3) Enfin, éviter systématiquement l'émotion n'est pas forcément la pratique de certains philosophes dans l'histoire de la philosophie, qui cherchent volontairement et méthodiquement la confrontation des idées au risque de déplaire, comme Socrate par sa maïeutique, ou Diogène par ses provocations verbales ou gestuelles. On retrouve aujourd'hui des attitudes qui se réclament volontiers de cette "rudesse philosophique", d'un "corps à corps des idées" dans le style de certains animateurs d'atelier philo, de café philo ou de consultation philosophique (ex : Oscar Brénifier), dont la méthode, qui se veut pourtant rationnelle, provoque parfois une vive émotion, lorsqu'elle met en difficulté la cohérence des propos de l'interlocuteur et lui fait perdre la face. C'est le prix à payer pensent-ils pour sortir de la caverne, éviter la "moraline" (Nietzsche) et apprendre à cultiver la rigueur de la pensée en passant au tamis roboratif d'un questionnement incisif.

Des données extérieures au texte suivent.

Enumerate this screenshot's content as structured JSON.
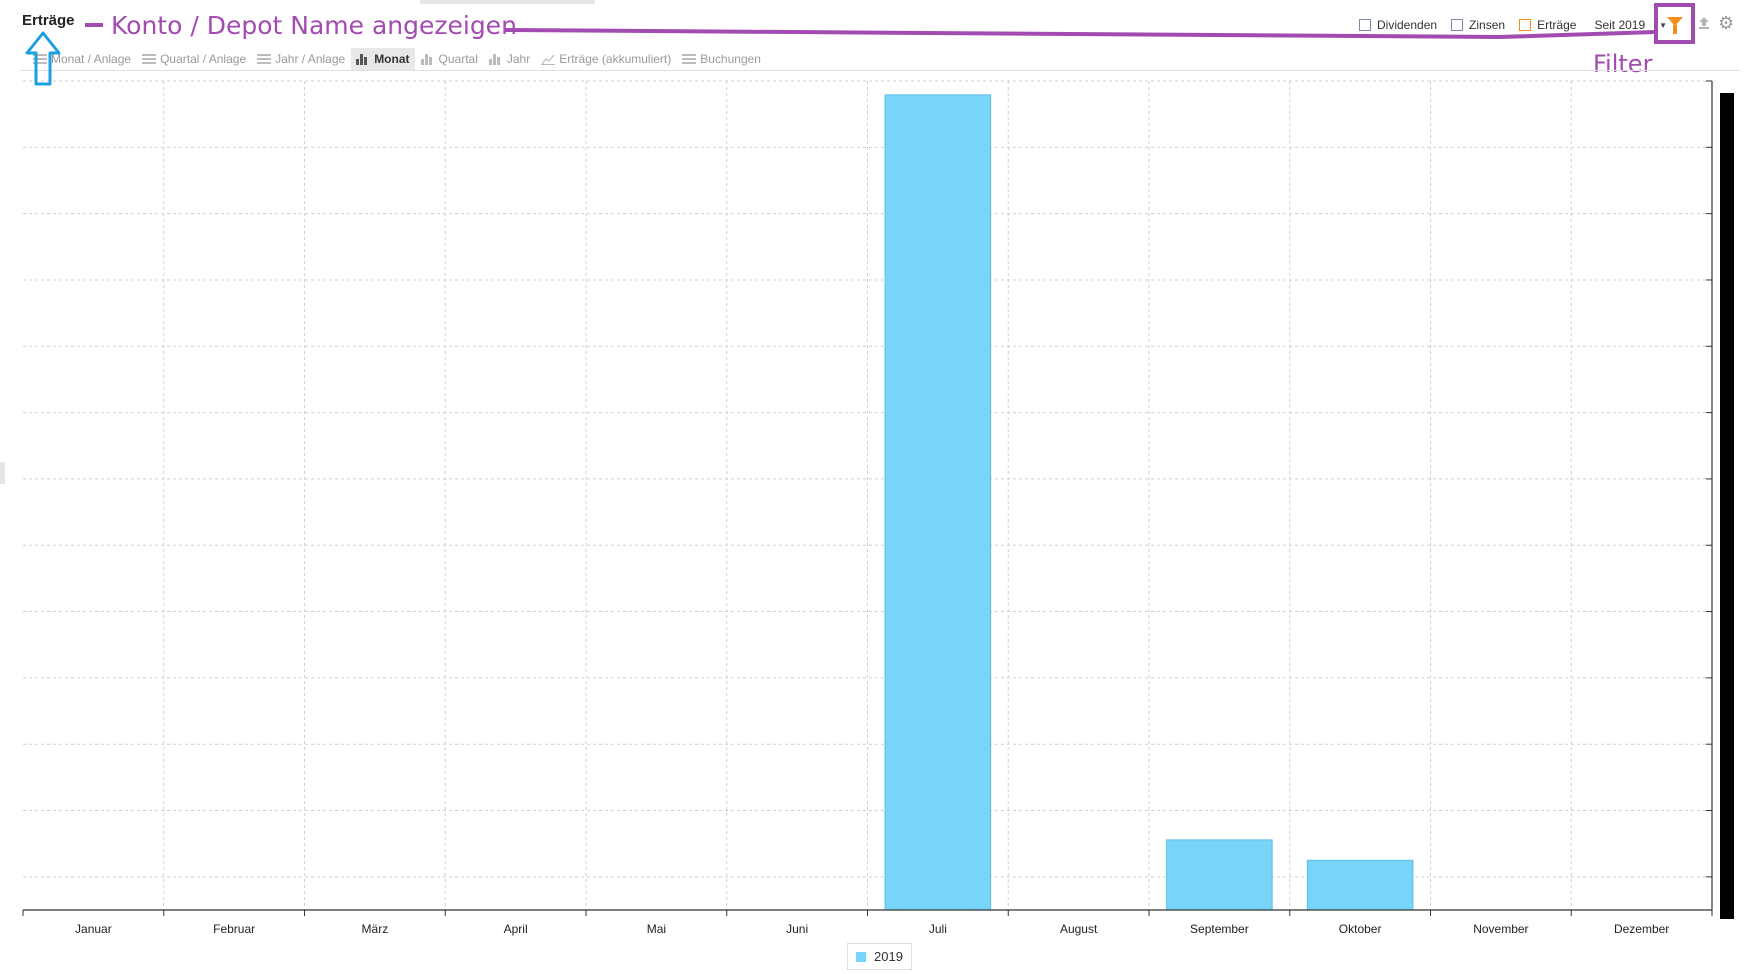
{
  "title": "Erträge",
  "annotations": {
    "konto_text": "Konto / Depot Name angezeigen",
    "filter_text": "Filter"
  },
  "tabs": [
    {
      "label": "Monat / Anlage",
      "icon": "list-icon",
      "active": false
    },
    {
      "label": "Quartal / Anlage",
      "icon": "list-icon",
      "active": false
    },
    {
      "label": "Jahr / Anlage",
      "icon": "list-icon",
      "active": false
    },
    {
      "label": "Monat",
      "icon": "bar-chart-icon",
      "active": true
    },
    {
      "label": "Quartal",
      "icon": "bar-chart-icon",
      "active": false
    },
    {
      "label": "Jahr",
      "icon": "bar-chart-icon",
      "active": false
    },
    {
      "label": "Erträge (akkumuliert)",
      "icon": "line-chart-icon",
      "active": false
    },
    {
      "label": "Buchungen",
      "icon": "list-icon",
      "active": false
    }
  ],
  "toolbar": {
    "checkboxes": [
      {
        "label": "Dividenden",
        "checked": false
      },
      {
        "label": "Zinsen",
        "checked": false
      },
      {
        "label": "Erträge",
        "checked": false
      }
    ],
    "period": "Seit 2019"
  },
  "colors": {
    "bar": "#76d5f9",
    "annotation": "#a24bb0",
    "arrow": "#1ba1e2",
    "filter": "#f28c1a"
  },
  "chart_data": {
    "type": "bar",
    "categories": [
      "Januar",
      "Februar",
      "März",
      "April",
      "Mai",
      "Juni",
      "Juli",
      "August",
      "September",
      "Oktober",
      "November",
      "Dezember"
    ],
    "series": [
      {
        "name": "2019",
        "values": [
          0,
          0,
          0,
          0,
          0,
          0,
          100,
          0,
          8.6,
          6.1,
          0,
          0
        ]
      }
    ],
    "ylim": [
      0,
      101.7
    ],
    "grid": true,
    "legend": "bottom-center"
  }
}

C) Toute la question est là : savoir articuler la raison et l'émotion

1) Il faudrait peut-être éviter d'ostraciser les émotions dans la recherche et les discussions, comme nous le recommande toute une tradition philosophique intellectualiste (ex. Platon et Descartes), pour laquelle elles sont un obstacle à la connaissance rationnelle (parce qu'elles nous aveuglent en troublant notre jugement), et à la sagesse pratique (parce qu'elles dérèglent par la passion notre comportement5). Elles sont le socle de notre motivation, car étymologiquement et physiologiquement elles nous meuvent. Génératrices d'énergie, elles rendent sensible, vivante et joyeuse une idée, lui donnent chair, corporéité. Elles font que nous tenons à ce que nous pensons, que nous prenons au sérieux notre pensée, qui n'est pas un simple jeu intellectuel et rhétorique, mais un engagement vers le vrai et le juste.

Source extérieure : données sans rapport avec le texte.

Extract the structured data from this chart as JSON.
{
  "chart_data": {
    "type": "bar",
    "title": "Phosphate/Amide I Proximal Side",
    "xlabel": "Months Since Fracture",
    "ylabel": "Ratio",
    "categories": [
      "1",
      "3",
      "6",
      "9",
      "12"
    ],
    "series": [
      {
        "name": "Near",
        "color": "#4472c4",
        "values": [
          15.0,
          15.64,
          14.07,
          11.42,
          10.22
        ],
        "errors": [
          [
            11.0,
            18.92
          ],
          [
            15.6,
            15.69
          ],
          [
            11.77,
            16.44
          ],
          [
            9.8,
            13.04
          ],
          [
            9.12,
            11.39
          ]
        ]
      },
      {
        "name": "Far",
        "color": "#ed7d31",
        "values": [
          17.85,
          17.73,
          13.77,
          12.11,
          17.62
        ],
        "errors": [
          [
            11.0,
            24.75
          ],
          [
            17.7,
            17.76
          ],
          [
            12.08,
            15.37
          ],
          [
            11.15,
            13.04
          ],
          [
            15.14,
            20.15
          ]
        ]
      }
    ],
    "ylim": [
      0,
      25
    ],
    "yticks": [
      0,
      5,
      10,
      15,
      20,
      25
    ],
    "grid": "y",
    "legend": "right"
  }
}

2) Mais pour porter leurs fruits, elles doivent être régulées, canalisées. Sinon le rapport de sens qui devrait seul présider à l'échange philosophique peut tourner au rapport de force. Certes il est par exemple frustrant pour le désir d'expression d'attendre son tour pour parler. Surtout quand on nous fait une objection, qui forcément nous affecte et demande réponse que l'on voudrait immédiate. Et il est coûteux de garder en mémoire ce que l'on a à dire. Ou rageant d'être en décalage avec le dernier propos tenu entre-temps.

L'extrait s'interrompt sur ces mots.